I walked down the singular, main road of the town last night (Feb 9) and wasn’t pitched to by a single shopkeeper or taxi driver. Return walk? Same thing. Am I still in India? Not the one I knew. And I’m strangely suspicious. Are my new found northern India battle skills and tense shoulders worth nothing here? Perhaps.
I’m now traveling solo again, after two weeks of a moving about with travel buddy Kelly. Social interaction was a constant then, now it requires a bit more effort.

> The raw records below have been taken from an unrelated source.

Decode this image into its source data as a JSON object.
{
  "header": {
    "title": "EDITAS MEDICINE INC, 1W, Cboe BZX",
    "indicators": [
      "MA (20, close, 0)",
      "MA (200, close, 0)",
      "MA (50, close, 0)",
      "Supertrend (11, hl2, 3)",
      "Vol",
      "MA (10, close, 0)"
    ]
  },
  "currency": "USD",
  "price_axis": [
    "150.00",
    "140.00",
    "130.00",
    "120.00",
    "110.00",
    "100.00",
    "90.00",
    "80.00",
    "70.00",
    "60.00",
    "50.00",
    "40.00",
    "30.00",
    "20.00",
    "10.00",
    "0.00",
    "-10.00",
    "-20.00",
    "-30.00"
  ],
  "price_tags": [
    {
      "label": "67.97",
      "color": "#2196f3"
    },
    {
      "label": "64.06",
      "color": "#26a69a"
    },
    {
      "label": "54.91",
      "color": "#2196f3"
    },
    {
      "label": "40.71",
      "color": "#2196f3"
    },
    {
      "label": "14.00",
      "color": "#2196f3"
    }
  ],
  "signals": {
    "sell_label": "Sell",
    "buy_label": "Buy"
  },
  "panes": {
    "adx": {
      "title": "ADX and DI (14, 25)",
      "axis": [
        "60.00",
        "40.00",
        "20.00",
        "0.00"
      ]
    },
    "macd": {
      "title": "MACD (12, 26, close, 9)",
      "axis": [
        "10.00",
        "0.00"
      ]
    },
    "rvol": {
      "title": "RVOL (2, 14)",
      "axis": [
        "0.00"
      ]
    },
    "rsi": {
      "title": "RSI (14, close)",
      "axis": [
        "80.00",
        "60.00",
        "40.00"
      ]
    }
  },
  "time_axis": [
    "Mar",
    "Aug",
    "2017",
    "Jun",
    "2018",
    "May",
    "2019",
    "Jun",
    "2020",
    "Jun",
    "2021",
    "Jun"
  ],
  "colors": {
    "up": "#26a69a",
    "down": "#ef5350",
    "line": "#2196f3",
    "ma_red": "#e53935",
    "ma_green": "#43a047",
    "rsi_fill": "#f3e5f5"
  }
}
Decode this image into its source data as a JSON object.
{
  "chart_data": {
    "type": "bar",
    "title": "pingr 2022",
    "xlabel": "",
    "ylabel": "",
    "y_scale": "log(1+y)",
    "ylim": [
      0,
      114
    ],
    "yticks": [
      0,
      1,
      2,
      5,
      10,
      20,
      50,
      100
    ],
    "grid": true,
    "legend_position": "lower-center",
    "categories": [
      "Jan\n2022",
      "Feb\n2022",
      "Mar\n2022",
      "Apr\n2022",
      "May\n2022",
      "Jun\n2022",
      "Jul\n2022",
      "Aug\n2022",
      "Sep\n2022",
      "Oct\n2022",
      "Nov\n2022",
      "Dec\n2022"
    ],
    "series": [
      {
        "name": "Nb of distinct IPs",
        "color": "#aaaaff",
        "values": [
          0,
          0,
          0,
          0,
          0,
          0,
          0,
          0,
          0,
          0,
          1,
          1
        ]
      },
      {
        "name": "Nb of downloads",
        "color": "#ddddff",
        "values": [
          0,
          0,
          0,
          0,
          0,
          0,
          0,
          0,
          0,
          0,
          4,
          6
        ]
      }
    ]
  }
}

Give me another day or two, and I’ll be the guy walking up to your lunch table asking to join, after I listen in for a few minutes to your ongoing in-English conversation on Lombok, touts, the time you taught English in China, or Danish vocabulary. “May I join you?” The answer is almost always yes.
I spent four nights and three days in Palolem sleeping late, getting sunburnt and catching up on internet time (there’s plenty of wifi here, unlike so many places in India).
The beach itself was a palm-lined arc of sand – not too much trash on the ground and an absence of kids selling trinkets. Not bad. The water of the Arabian Sea was warm enough for swimming, but murky/lacking of visibility. No diving to do here.
The party vibe of Goa that I had heard about was in short supply: the beach more or less shuts down completely at 11:00 PM. Regardless, there were 650 ml bottles of beer to buy for 60 Rupees at the store on the main drag (much cheaper than the 150 I had grown accustomed to paying), and artillery-style fireworks that any tourist can purchase and fire off at will on the beach – so loud that I thought the town was under siege. Had the Portuguese come to take Goa back five hundred years after they first landed here in 1510?
I made some backpacker friends on Palolem Beach and found their small palm-tree-fueled campfires for a couple of consecutive nights, each one shut down by a security guard or a lack of beer or timber. It was fun, but it was no all-night-trance/dance party. Fine with me. But can I at least hang out until midnight, Goa?
Three beach days was enough – I packed the bag and jumped on the local bus north to Madgaon for connection to Panaji, the sleepy capital of the state of Goa, where I stayed for one night.
First touristic stop: Old Goa, a collection of large whitewashed churches and other religious structures built by the Portuguese beginning in the 16th century. Old Goa is about a 10 km ride from Panaji on the city bus.
All these garish, massive churches, in INDIA? Yeah, colonialism is kind of a weird thing. Old Goa is unique in India, considering its Christian history and architecture, but it wasn’t terribly entertaining to visit. After one trip to Europe, you’ll likely be forever burnt out on seeking cathedrals and relics. Bored, I began quietly wondering why I had even come to Old Goa.
After three or four hours getting blinded by direct sunlight bounced off bright white stone walls, I was done finding Jesus in Old Goa. Back to Panaji for the night, and an a disappointing dinner of prawns vindaloo that tasted like store-bought barbecue sauce.
Disappointing dinner aside, Panaji still has its charms. The market is fairly nice, it’s got another proud white Portuguese-style church, the town is small enough to get a grip of in short order and the streets have an old colonial charm to them. But it wasn’t so charming that I needed to spend more than one night there. I booked a night bus leaving the next day from Panaji to Hampi, Karnataka and headed inland.